Almost all girls want to be doctors when they grow up, regardless of their ethnic background, while boys overwhelmingly aspire to be sportsmen and lawyers, a new study has revealed.
When children across a range of ethnicities in the UK were asked about their future career aspirations, engineer, actor and vet also made their dream jobs list, among other well paid occupations.
Children were asked what they want to be when they grow up at the age of seven, 11 and 14. When their answers were broken down by their ethnic backgrounds, white children were found to have job aspirations that would see them earn lower on average than children from minority groups.
However, once they had grown up, gone on to higher or further education and entered the world of work, white men and women were found to be earning more than most of the minority groups by the age of 25.
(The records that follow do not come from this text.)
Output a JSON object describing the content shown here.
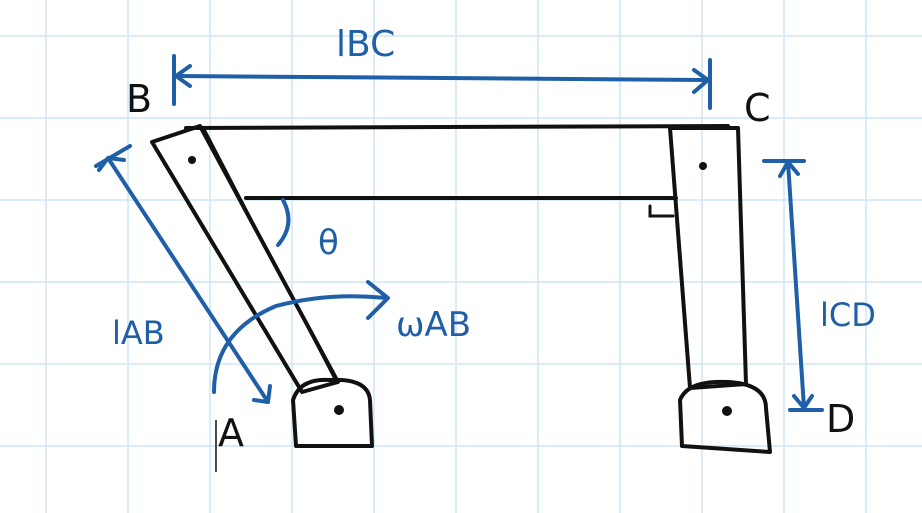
{
  "diagram": {
    "points": {
      "A": "A",
      "B": "B",
      "C": "C",
      "D": "D"
    },
    "dimensions": {
      "bc": "lBC",
      "ab": "lAB",
      "cd": "lCD"
    },
    "angle": "θ",
    "angular_velocity": "ωAB",
    "colors": {
      "grid": "#cfe6f7",
      "ink": "#111111",
      "annotation": "#1f5fa8"
    }
  }
}
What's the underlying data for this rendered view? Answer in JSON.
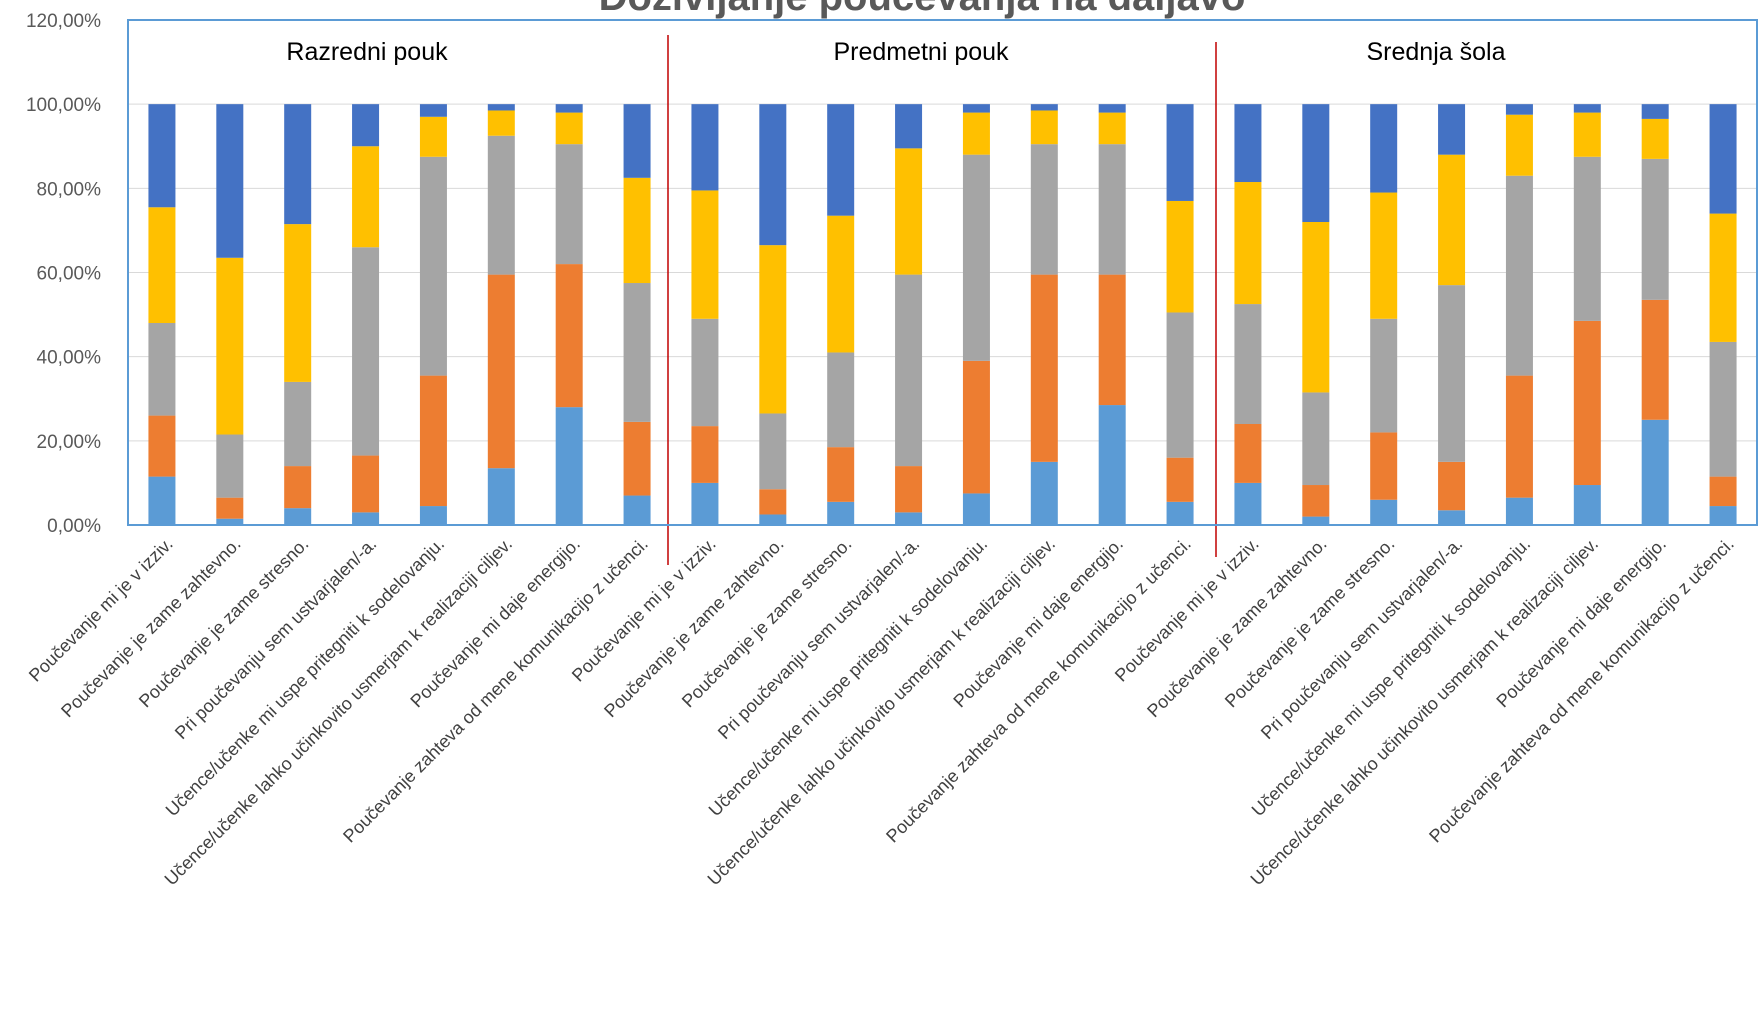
{
  "chart_data": {
    "type": "bar",
    "stacked": true,
    "title": "Doživljanje poučevanja na daljavo",
    "ylim": [
      0,
      120
    ],
    "yticks": [
      "0,00%",
      "20,00%",
      "40,00%",
      "60,00%",
      "80,00%",
      "100,00%",
      "120,00%"
    ],
    "grid": true,
    "groups": [
      "Razredni pouk",
      "Predmetni pouk",
      "Srednja šola"
    ],
    "categories": [
      "Poučevanje mi je v izziv.",
      "Poučevanje je zame zahtevno.",
      "Poučevanje je zame stresno.",
      "Pri poučevanju sem ustvarjalen/-a.",
      "Učence/učenke mi uspe pritegniti k sodelovanju.",
      "Učence/učenke lahko učinkovito usmerjam k realizaciji ciljev.",
      "Poučevanje mi daje energijo.",
      "Poučevanje zahteva od mene komunikacijo z učenci.",
      "Poučevanje mi je v izziv.",
      "Poučevanje je zame zahtevno.",
      "Poučevanje je zame stresno.",
      "Pri poučevanju sem ustvarjalen/-a.",
      "Učence/učenke mi uspe pritegniti k sodelovanju.",
      "Učence/učenke lahko učinkovito usmerjam k realizaciji ciljev.",
      "Poučevanje mi daje energijo.",
      "Poučevanje zahteva od mene komunikacijo z učenci.",
      "Poučevanje mi je v izziv.",
      "Poučevanje je zame zahtevno.",
      "Poučevanje je zame stresno.",
      "Pri poučevanju sem ustvarjalen/-a.",
      "Učence/učenke mi uspe pritegniti k sodelovanju.",
      "Učence/učenke lahko učinkovito usmerjam k realizaciji ciljev.",
      "Poučevanje mi daje energijo.",
      "Poučevanje zahteva od mene komunikacijo z učenci."
    ],
    "series": [
      {
        "color": "#5B9BD5",
        "values": [
          11.5,
          1.5,
          4,
          3,
          4.5,
          13.5,
          28,
          7,
          10,
          2.5,
          5.5,
          3,
          7.5,
          15,
          28.5,
          5.5,
          10,
          2,
          6,
          3.5,
          6.5,
          9.5,
          25,
          4.5
        ]
      },
      {
        "color": "#ED7D31",
        "values": [
          14.5,
          5,
          10,
          13.5,
          31,
          46,
          34,
          17.5,
          13.5,
          6,
          13,
          11,
          31.5,
          44.5,
          31,
          10.5,
          14,
          7.5,
          16,
          11.5,
          29,
          39,
          28.5,
          7
        ]
      },
      {
        "color": "#A5A5A5",
        "values": [
          22,
          15,
          20,
          49.5,
          52,
          33,
          28.5,
          33,
          25.5,
          18,
          22.5,
          45.5,
          49,
          31,
          31,
          34.5,
          28.5,
          22,
          27,
          42,
          47.5,
          39,
          33.5,
          32
        ]
      },
      {
        "color": "#FFC000",
        "values": [
          27.5,
          42,
          37.5,
          24,
          9.5,
          6,
          7.5,
          25,
          30.5,
          40,
          32.5,
          30,
          10,
          8,
          7.5,
          26.5,
          29,
          40.5,
          30,
          31,
          14.5,
          10.5,
          9.5,
          30.5
        ]
      },
      {
        "color": "#4472C4",
        "values": [
          24.5,
          36.5,
          28.5,
          10,
          3,
          1.5,
          2,
          17.5,
          20.5,
          33.5,
          26.5,
          10.5,
          2,
          1.5,
          2,
          23,
          18.5,
          28,
          21,
          12,
          2.5,
          2,
          3.5,
          26
        ]
      }
    ]
  }
}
The report, by the Centre for Longitudinal Studies and the Runnymede Trust, looked at the occupational aspirations of children from primary school to teenage years across all ethnic groups, using data from the Millennium Cohort study, which follows more than 19,500 children born in the UK in 2000 and 2001, alongside Next Steps research that tracks 16,000 young people as they grow up in England.
Researchers studied the aspirations of boys and girls from white, mixed, Indian, Pakistani, Bangladeshi, black Caribbean and black African backgrounds to see if any differences translated to labour market outcomes. Next Steps data was used to find out what career paths people had taken at the age of 25.
When the girls’ top five job choices were broken down by ethnic group, doctor was the most popular profession for all but white girls who named secondary school teacher as their top choice and doctor in the top three. Becoming an actor or performer, a vet, nurse or entering the legal profession were also popular career choices among girls from all ethnic groups.
Among boys, white, mixed, black Caribbean and black African children listed sportsman as their top job, with Indian and Bangladeshi boys citing a career in the legal profession in first place and Pakistani boys wanting to be doctors.
Other popular career aspirations cited by boys across the ethnic groups were engineer, software developer, accountant, and actor or performer.
Professor Lucinda Platt, who co-wrote the report, told the BBC that by the time boys and girls reached their mid-teens, those from ethnic minority backgrounds were attracted to jobs with significantly higher pay than white children.
While white and Indian boys wanted to enter professions that would mean earning around £18 an hour, Bangladeshi, black African and Pakistani boys “end up aspiring to jobs with hourly wages of about £24”, she said.
Among girls, white teens were attracted to professions that would earn them an average of £16 an hour, while black Caribbean girls favoured professions earning an average of £19 an hour, rising to £20 for Indian and Pakistani girls and £21 for Bangladeshi and black African girls, Prof Platt said.
But while children from minority groups have high career aspirations, this does not always translate into occupational success by the time they reach 25.
Of the men and women in the Next Steps study who went to university, white men became significantly higher earners than people from ethnic minorities, researchers found,
By the age of 25, white men earned more per week on average than every other ethnic group except Bangladeshi men. And while Indian and black African women earned more per week than white women at the same age, Bangladeshi, Pakistani and black Caribbean women earned less.
“It is difficult to know exactly why this is happening,” Prof Platt told the BBC. “Differences do not appear to be the result of different choices. Do they instead represent a lack of options and even racism in the workplace, as some studies have suggested?
“Whatever else is driving the differences in pay, it is clear that it doesn’t come down to a lack of ability, or ambition.”